Sales under the brand BharatBenz grew to 20,500 units during January-November 2018 period as against 15,200 sold in same period in 2017
Daimler India Commercial Vehicles (DICV), the local subsidiary of the German trucking giant, posted sales growth of 35 percent last year even as it prepares to up its ante against local heavyweights Tata Motors and Ashok Leyland.
Sales under the brand BharatBenz, which was created specifically for India, stood at 20,500 units during January-November as against 15,200 units in the same period last year. DICV sells trucks only in the medium and heavy commercial vehicle (MHCV) segment.
The company’s market share marginally improved to 5.86 percent during the reporting period as compared to 5.8 percent. The industry grew 33 percent without DICV to 3.29 lakh units during January-November. DICV’s 35 percent growth last year is higher than the 28 percent clocked in 2017.
DICV does not share its sales or production numbers with the auto industry’s apex lobby body Society of Indian Automobile Manufacturers (SIAM). DICV makes tippers, tractor trailers, haulage trucks and intra-city buses.
“In India, sales were boosted by a significant recovery in demand for medium and heavy-duty trucks. DICV sold approximately 20,500 trucks in the first eleven months, a significant increase of 35 percent compared with the same period of last year of 15,200," Daimler said in its international statement.
In comparison, Tata Motors' sales grew 35.57 percent to 1.7 lakh units, and that of Ashok Leyland went up 28.5 percent to 1.06 lakh units in January-November.
Daimler Trucks also reached the milestone in September 2018 with the production of its 100,000th vehicle at the Chennai plant. In addition to BharatBenz trucks for the local market, the plant in Chennai also manufactures models for export to more than 40 markets worldwide.
Established in 2009, DICV makes trucks and buses having tonnage range of 9-49 tonnes under the BharatBenz and Mercedes-Benz brands. Its Chennai-based factory spread over 400 acres, has seen an investment of more than Rs 5,000 crore.
The consistent rise in market share and volumes of DICV comes on the back of the exit of MAN last year, a Volkswagen group company, from India after years of fruitless operation.

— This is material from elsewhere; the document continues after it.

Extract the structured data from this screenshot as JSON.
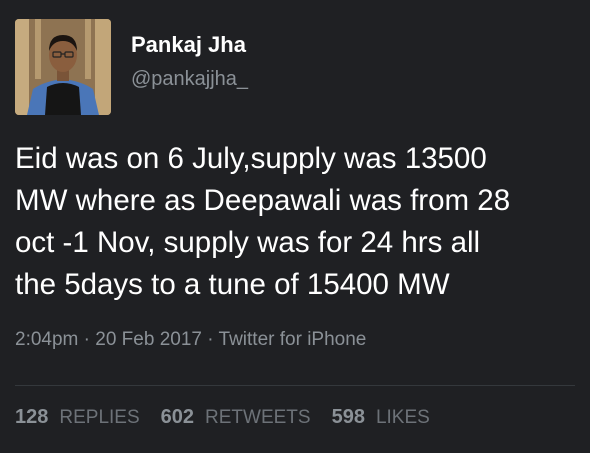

MAN’s sister company Scania followed suit when it said it is exiting the bus body building operation in India.
“No other western manufacturer than Daimler has successfully become established in India so far," added Daimler in the statement.
The upcoming Bharat Stage VI emission norm is putting a strain on the finances of all truck and bus manufacturers. BS-VI, which will be in force from April 1, 2020, will likely result in a 10-12 percent jump in prices of CVs translating to a rise of more than Rs 3 lakh.DICV’s entire product comes from a range that used to have BS-VI in the past. The company said it will upgrade all the components and localise them as much as possible to keep costs down.